Die Ausweitung der Ermittlungen auf mehr Verdächtige und andere Länder und Staaten zeige, wie hoch die kriminelle Energie gewesen sein muss, meint die SPD-Gesundheitsexpertin Müller. "Zur Wahrheit gehört auch, dass die staatliche Arzneimittelkontrolle solche Vorgänge verhindern muss. Das hat in Brandenburg und womöglich andernorts nicht funktioniert, und das muss Konsequenzen haben", so Müller auf Anfrage der "Ärzte Zeitung".
Wie weiter mit Arzneiimporten?
Kritik an Aufsicht und Ministerium übt unterdessen auch die Gesundheitsexpertin der Brandenburger Grünen Ursula Nonnemacher. Es sei falsch und nicht konsequent genug reagiert worden. "Ich erwarte, dass am Dienstag gesagt wird, was umstrukturiert wird." Nonnemacher sieht aber auch weitergehenden, prinzipiellen Handlungsbedarf. "Das System von Re- und Parallelimporten gehört auf den Prüfstand", so Nonnemacher zur "Ärzte Zeitung".
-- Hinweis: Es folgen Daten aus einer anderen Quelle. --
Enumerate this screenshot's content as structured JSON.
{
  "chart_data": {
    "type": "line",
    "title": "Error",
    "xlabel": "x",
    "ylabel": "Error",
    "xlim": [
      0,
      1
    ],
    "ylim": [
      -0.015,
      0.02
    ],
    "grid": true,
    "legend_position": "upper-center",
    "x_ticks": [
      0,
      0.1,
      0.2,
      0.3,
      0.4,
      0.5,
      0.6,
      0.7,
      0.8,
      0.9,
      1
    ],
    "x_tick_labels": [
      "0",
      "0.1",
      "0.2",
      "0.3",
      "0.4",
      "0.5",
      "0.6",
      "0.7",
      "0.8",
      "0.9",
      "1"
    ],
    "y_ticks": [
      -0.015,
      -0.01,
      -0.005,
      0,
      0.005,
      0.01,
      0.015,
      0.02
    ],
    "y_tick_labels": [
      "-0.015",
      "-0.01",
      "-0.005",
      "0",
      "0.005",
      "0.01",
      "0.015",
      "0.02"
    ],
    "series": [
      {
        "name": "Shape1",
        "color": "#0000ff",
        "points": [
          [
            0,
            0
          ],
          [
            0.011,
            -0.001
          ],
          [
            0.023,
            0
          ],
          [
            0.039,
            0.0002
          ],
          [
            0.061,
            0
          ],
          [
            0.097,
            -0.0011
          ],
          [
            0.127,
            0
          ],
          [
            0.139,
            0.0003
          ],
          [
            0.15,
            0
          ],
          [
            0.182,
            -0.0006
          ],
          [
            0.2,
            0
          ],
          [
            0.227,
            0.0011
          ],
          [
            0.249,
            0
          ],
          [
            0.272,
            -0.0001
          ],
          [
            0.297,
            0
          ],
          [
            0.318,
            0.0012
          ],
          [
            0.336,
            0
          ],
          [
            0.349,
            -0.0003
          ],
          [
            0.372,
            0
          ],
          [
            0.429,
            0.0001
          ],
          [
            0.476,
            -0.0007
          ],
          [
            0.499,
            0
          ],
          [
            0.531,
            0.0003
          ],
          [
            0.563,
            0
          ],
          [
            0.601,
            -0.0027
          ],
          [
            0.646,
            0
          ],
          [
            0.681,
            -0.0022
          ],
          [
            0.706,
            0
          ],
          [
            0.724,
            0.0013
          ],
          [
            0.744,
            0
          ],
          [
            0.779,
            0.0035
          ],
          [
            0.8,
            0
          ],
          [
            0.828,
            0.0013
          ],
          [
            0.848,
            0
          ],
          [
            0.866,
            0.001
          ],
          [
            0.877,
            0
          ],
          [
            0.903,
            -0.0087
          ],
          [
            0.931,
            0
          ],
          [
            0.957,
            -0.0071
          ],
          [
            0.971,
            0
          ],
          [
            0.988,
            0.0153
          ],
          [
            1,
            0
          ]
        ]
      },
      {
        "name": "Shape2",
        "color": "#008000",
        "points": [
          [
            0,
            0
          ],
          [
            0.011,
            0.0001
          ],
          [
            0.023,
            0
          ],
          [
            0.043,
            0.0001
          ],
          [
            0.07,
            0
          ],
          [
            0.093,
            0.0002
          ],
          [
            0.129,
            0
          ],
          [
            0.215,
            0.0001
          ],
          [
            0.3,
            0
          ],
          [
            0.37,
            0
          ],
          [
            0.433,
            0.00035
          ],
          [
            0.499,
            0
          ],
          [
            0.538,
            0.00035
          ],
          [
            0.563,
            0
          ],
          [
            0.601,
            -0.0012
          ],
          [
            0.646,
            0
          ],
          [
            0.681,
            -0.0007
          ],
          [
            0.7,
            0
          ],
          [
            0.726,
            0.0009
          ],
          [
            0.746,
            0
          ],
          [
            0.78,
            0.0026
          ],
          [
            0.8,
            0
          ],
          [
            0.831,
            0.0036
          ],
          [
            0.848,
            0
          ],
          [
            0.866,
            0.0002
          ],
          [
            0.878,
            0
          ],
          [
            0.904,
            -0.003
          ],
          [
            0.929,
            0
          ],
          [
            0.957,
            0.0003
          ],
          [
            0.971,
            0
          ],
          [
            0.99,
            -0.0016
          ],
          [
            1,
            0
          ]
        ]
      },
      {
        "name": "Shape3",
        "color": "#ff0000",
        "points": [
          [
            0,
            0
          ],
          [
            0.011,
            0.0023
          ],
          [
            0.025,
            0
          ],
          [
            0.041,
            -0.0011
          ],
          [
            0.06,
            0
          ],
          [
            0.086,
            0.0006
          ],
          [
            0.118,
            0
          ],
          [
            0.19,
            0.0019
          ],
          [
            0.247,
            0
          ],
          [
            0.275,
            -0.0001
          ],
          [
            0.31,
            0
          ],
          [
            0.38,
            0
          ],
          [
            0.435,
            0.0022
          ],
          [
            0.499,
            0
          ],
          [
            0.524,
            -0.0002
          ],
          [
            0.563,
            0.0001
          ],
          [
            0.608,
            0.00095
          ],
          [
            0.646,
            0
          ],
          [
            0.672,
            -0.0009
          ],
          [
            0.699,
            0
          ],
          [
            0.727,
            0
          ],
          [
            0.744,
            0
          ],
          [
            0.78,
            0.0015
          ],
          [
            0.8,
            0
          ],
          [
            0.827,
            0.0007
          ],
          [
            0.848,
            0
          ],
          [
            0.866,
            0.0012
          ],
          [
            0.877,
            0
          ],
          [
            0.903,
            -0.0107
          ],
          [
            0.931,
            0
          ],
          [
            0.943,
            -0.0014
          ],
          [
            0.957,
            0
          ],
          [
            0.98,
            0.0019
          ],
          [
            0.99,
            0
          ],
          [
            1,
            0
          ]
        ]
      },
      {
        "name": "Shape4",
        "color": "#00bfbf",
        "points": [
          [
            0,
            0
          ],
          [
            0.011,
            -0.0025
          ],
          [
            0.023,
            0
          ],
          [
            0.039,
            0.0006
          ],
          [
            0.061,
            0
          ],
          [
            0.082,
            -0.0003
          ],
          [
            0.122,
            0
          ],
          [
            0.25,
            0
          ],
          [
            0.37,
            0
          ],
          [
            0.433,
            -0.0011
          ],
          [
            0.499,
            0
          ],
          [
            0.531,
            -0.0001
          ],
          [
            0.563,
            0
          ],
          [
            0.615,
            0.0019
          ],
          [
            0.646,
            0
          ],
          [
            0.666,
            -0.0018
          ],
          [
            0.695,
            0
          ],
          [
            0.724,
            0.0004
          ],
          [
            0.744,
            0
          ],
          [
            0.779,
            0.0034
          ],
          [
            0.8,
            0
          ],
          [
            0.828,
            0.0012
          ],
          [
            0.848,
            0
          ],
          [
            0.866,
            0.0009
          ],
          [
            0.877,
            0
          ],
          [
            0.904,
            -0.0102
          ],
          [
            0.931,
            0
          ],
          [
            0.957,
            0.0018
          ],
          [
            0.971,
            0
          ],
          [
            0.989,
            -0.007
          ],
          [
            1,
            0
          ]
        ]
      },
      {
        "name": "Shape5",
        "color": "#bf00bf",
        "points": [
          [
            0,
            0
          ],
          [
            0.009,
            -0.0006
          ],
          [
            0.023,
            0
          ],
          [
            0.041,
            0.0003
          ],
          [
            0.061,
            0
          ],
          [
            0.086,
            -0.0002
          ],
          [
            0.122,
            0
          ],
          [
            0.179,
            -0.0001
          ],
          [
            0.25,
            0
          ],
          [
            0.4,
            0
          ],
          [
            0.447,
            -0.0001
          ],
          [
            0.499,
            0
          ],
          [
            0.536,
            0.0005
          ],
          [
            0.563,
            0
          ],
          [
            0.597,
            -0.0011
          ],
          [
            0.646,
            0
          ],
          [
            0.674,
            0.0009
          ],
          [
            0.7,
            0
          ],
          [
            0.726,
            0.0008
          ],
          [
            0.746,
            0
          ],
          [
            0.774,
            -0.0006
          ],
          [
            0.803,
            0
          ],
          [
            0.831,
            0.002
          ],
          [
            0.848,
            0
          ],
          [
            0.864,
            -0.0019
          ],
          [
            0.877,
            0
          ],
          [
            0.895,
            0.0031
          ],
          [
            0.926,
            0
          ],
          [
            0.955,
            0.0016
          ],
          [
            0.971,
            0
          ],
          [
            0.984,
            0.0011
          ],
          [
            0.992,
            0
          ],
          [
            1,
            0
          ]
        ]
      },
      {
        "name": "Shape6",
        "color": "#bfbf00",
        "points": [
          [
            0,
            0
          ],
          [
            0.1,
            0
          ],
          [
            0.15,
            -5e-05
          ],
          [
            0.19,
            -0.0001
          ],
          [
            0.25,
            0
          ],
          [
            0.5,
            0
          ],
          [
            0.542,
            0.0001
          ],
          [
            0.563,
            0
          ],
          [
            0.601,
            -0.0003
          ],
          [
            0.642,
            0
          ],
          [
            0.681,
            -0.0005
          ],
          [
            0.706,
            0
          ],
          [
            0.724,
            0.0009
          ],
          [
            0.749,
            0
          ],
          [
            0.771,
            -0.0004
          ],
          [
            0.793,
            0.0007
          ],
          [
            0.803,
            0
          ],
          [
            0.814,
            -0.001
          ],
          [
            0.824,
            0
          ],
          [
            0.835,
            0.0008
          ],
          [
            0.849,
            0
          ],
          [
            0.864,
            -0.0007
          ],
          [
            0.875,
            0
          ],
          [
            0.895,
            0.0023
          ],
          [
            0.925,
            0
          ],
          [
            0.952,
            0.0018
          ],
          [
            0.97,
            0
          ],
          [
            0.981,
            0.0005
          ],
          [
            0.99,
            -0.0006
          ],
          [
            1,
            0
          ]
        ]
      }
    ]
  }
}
Zugleich begrüßt sie, dass in absehbarer Zeit mit der Einführung einer europaweiten Serienkennzeichnungen von Arzneimittelpackungen begonnen wird, bemängelt aber, dass Griechenland und Italien hinsichtlich der Teilnahme daran Aufschub gewährt werden solle.
Der Verband der Arzneimittelimporteure Deutschlands (VAD) und der Bundesverband der Arzneimittelimporteure (BAI) hatten bereits im Juli davor gewarnt, wegen eines schwarzen Schafes eine ganze Branche abzustrafen. Die Branche sei verärgert, "dass ein schwarzes Schaf, das ein unbedeutender Marktteilnehmer ist, offensichtlich mit krimineller Energie unterwegs war und dabei auf eine nicht handlungsfähige Aufsicht getroffen ist", so ein Sprecher.
Die Importeure wenden sich insbesondere gegen Forderungen nach Änderung oder Abschaffung der Importquote – das ist die Verpflichtung der Apotheken, mindestens fünf Prozent ihres Verordnungsumsatzes durch Re- und Parallelimporte zu bestreiten. Der Fall Lunapharm habe "mit dem langjährig bewährten Einspar- und Wettbewerbsinstrument der Importquote nichts zu tun", heißt es.